Infection rates in the US are way down from last year; a large portion of the US has been vaccinated. However, a large portion of the WORLD is not vaccinated. We’re lucky - we’re in a wealthy country that has a surplus of vaccines. Meanwhile, COVID will continue world-wide. The longer it can last globally, the longer that people like this remain vulnerable. The more un-vaccinated we have, the more spikes will show up in the US, and the slower the move to herd immunity.
I will agree with what others have said, that people are bad at statistics and risk assessment. However, I can’t hate them for not getting vaccinated - they’re being fed a bunch of lies by Faux News and others that should know better. Yeah, fear mongering is their stock in trade, BUT THEY’RE KILLING THEIR OWN PEOPLE! Same thing with the fundamentalists.
There is a case to be made for choosing your news sources and being responsible for those choices. Nobody is blocking their access to fact based, reliable news sources. They wallow in mis-information. It’s a choice.
Just think about how precarious it is to live on the planet.

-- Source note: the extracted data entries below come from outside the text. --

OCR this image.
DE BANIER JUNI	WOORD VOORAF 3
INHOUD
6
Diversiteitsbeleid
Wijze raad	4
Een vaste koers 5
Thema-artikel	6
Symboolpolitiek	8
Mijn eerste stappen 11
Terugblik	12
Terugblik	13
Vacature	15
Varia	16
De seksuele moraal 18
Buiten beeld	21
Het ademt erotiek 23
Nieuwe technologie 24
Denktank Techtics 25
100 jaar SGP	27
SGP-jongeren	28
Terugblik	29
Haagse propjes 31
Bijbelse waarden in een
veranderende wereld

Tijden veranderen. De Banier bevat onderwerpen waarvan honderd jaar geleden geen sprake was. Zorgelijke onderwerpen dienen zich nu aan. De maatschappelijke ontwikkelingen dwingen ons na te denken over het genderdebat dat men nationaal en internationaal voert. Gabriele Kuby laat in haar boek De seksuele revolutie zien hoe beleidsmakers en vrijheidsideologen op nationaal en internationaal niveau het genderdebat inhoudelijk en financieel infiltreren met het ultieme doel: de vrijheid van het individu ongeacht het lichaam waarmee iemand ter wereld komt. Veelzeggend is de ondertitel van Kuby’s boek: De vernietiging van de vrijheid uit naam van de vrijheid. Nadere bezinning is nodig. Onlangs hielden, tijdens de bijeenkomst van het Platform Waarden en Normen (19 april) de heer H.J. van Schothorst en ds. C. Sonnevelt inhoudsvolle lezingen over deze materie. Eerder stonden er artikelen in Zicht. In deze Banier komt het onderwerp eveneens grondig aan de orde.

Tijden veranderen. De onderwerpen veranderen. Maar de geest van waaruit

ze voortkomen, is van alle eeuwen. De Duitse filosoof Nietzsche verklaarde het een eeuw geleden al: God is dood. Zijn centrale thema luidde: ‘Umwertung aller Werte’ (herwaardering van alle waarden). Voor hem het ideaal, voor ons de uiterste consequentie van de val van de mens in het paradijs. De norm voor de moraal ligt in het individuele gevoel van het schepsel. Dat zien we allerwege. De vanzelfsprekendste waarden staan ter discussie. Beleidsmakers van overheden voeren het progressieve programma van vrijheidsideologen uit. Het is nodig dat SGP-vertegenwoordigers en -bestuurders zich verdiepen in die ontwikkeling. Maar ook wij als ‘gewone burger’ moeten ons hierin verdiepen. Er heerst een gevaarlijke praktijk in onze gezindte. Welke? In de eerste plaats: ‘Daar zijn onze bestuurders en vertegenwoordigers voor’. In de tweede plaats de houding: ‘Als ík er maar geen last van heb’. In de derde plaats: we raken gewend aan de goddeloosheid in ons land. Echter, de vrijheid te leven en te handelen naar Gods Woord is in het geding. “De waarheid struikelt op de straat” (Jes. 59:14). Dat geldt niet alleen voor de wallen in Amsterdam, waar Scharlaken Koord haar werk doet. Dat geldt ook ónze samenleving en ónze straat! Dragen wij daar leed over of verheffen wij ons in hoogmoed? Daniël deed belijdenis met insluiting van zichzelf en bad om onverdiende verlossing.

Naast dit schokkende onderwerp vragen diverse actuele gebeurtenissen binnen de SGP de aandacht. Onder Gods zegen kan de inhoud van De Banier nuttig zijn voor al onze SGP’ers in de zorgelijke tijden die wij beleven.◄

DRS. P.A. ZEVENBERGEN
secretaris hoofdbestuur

It’s basically a speck of dust in a huge void, relatively speaking. It is constantly falling through space, barely tethered to a huge exploding ball. You’re protected from deadly radiation, asphyxiation, and the frigid temperatures of space by this really thin bubble of atmosphere, and magnetic fields covering the world. The whole thing is so fragile, like living on the sole of a giant’s boot. Some random meteor could wipe you out at any time and you can’t do anything about it. You think planes are improbable?!